Yüksek kredi faizlerinin yanı sıra konut maliyetlerindeki artış, birçok vatandaşı sıfır daireler yerine 20 yaş ve üzerindeki binalara yönelmeye zorlamaktadır. Emlak sektöründeki uzmanlar, bankaların sunduğu yüksek faizli konut kredilerinden kaçınan alıcıların, bu dönemde daha çok faizsiz finansman sağlayan alternatif kuruluşlara yöneldiğini ifade etmektedir.
İzmir’de konut ihtiyacı giderek artarken, yüksek maliyetlere sahip evlerin alıcı bulması giderek zorlaşmaktadır. Ev sahibi olmak isteyen pek çok vatandaş, bankalardan konut kredisi almak istese de artan faiz oranları nedeniyle bu kredilere erişim sağlamakta güçlük çekmektedir. Nitekim sıfır konutlardan vazgeçen birçok kişi, daha uygun fiyatlar sunan seçeneklere yönelmektedir. Özellikle 3 milyon TL fiyat aralığında bulunan ve 20 yaşını aşmış daireler ile daha küçük metrekareli 1+1 tarzı evler yoğun talep görmektedir. Bankalardan kredi almak istemeyen ya da bu imkânı bulamayan bazı vatandaşlar ise alternatif kuruluşların sunduğu faizsiz finansman seçeneklerini araştırarak ev sahibi olmanın yollarını aramaktadır.
Konut satışları ile ilgili görüşlerini paylaşan İzmir Emlak Komisyoncuları Odası Başkan Vekili Gönül Vural, bu durumun sadece İzmir’e özgü olmadığını, Türkiye genelinde emlak satışlarının duraklama dönemine girdiğini belirtmektedir. Başta 2,5-3 milyon TL bandındaki evler olmak üzere sorulan konut türleri arasında yoğun bir ilgi olduğunu ifade eden Vural, yeni bina talebinin çok olmasına rağmen yüksek fiyatlar nedeniyle insanların genellikle eski binalara yöneldiğini vurgulamaktadır. Vural, “Daha güvenli bölgelerde, paralarına en yakın ve mümkün olduğunca yeni yapılara ulaşmak istiyorlar. Örneğin, İzmir’in merkezinde 40 yıllık bir ev fiyatına Menemen gibi çevre bölgelerde 10-20 yıllık evler satın alınabiliyor” şeklinde konuşmaktadır. Bu durum, insanların şehir merkezinden uzaklaşarak çevre ilçelere yönelmesine neden olmaktadır.
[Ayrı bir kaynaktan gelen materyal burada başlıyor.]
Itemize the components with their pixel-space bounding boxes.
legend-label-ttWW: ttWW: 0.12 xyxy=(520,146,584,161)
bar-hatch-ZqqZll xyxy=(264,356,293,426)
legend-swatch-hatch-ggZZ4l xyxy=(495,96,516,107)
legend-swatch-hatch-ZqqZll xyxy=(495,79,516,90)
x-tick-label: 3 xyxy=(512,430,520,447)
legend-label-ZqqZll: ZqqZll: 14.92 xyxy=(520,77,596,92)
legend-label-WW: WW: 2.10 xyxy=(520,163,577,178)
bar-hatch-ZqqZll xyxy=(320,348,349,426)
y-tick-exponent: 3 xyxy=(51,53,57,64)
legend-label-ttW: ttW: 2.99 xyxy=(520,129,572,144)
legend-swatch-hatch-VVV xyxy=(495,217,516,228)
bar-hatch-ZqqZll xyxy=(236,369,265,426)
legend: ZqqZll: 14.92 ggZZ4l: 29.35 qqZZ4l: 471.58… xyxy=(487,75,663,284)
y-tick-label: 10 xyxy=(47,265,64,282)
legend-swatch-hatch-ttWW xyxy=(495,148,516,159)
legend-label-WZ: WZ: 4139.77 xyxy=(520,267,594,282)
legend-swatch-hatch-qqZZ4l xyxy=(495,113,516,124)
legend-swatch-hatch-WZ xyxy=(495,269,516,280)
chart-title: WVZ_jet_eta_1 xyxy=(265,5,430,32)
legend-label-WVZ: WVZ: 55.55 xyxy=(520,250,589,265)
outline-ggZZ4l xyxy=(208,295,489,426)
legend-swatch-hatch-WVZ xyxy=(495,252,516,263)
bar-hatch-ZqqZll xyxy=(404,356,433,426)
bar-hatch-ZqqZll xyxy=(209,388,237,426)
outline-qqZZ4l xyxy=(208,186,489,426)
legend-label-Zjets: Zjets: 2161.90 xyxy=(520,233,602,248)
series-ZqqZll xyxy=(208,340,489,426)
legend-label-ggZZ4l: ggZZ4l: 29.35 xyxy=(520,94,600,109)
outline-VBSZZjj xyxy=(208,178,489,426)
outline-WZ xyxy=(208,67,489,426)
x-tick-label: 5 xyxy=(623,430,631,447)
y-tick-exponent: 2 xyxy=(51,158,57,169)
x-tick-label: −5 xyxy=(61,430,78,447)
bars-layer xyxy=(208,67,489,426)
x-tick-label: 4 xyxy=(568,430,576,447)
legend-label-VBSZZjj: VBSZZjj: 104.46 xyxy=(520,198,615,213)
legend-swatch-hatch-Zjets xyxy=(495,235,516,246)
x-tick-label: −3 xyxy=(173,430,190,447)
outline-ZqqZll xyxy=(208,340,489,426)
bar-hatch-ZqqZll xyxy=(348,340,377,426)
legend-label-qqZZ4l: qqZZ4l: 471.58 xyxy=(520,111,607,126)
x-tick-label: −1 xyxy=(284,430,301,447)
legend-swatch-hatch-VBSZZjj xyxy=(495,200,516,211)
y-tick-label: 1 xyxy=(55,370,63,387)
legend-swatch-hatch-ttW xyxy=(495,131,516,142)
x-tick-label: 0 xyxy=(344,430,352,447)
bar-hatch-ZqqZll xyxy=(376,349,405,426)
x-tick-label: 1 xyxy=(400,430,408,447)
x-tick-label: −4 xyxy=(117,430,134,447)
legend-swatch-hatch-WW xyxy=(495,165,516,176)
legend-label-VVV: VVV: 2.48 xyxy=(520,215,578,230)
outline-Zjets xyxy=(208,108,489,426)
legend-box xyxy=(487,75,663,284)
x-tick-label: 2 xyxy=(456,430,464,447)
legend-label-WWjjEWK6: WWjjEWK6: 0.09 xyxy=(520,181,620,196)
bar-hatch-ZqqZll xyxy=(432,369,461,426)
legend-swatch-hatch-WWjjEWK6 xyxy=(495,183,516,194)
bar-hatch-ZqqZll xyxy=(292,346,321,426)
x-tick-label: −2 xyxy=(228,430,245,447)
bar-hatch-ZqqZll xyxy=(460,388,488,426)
Merkeze uzak ilçelerin tercih edilmesi hakkında da görüş belirten Başkan Vekili Vural, kredi taleplerinin oldukça düşük olduğunu, bunun sebebinin ise yüksek faiz oranları olduğunu belirtmiştir. Özellikle ikinci ev sahibi olmak isteyen kişilere bankaların kredi vermekte isteksiz olduklarını ve bu durumun alıcılar için cazip gelmediğini ifade etmektedir. Son dönemde faizsiz ödeme sistemi ile çalışan şirketlerden gelen müşteri sayısının oldukça fazla olduğu gözlemlenmektedir. Bu bağlamda, arayan her 10 müşteriden 8’inin bu yöntemi tercih ettiğini söyleyen Vural, eldeki meblağı belirterek belirli bir firma aracılığıyla ev almak istediklerini dile getirdiklerini aktarmaktadır.
Yeni bina üretimi konusuna da değinen Vural, müteahhitlerin birçoğunun yeni inşaat projelerine yönelmediğini, bunun sebebinin ise ellerinde satılamayan çok sayıda daire bulunması olduğunu belirtmektedir. Yüksek arsa maliyetleri, inşaat giderleri ve kar oranlarının eklendiğinde konut fiyatlarının son derece yüksek hale geldiğini ifade eden Vural, bu yüksek fiyatların yalnızca üst gelir grubundaki kişiler tarafından karşılanabileceğini, orta gelirli vatandaşların ne krediye ulaşabildiğini ne de uygun fiyatlı konut bulabildiğini bildirmektedir. Bu durum, büyük bir çıkmaza yol açmakta; insanlar konut sahibi olmayı istemesine rağmen mevcut koşullarda nasıl olacağını kestirememektedir. Elde bulunan paranın yetersizliği ve kredi alınamaması, vatandaşları şehrin merkezindeki yüksek fiyatlardan kaçınarak ödeyebilecekleri fiyatlara daha yakın olan çevre ilçelere yönelmeye teşvik etmektedir. Bu bölgelerde hem daha uygun fiyatlı ev bulabilme umudu taşımakta hem de yaşam standartlarının daha rahat olacağını düşünmektedirler.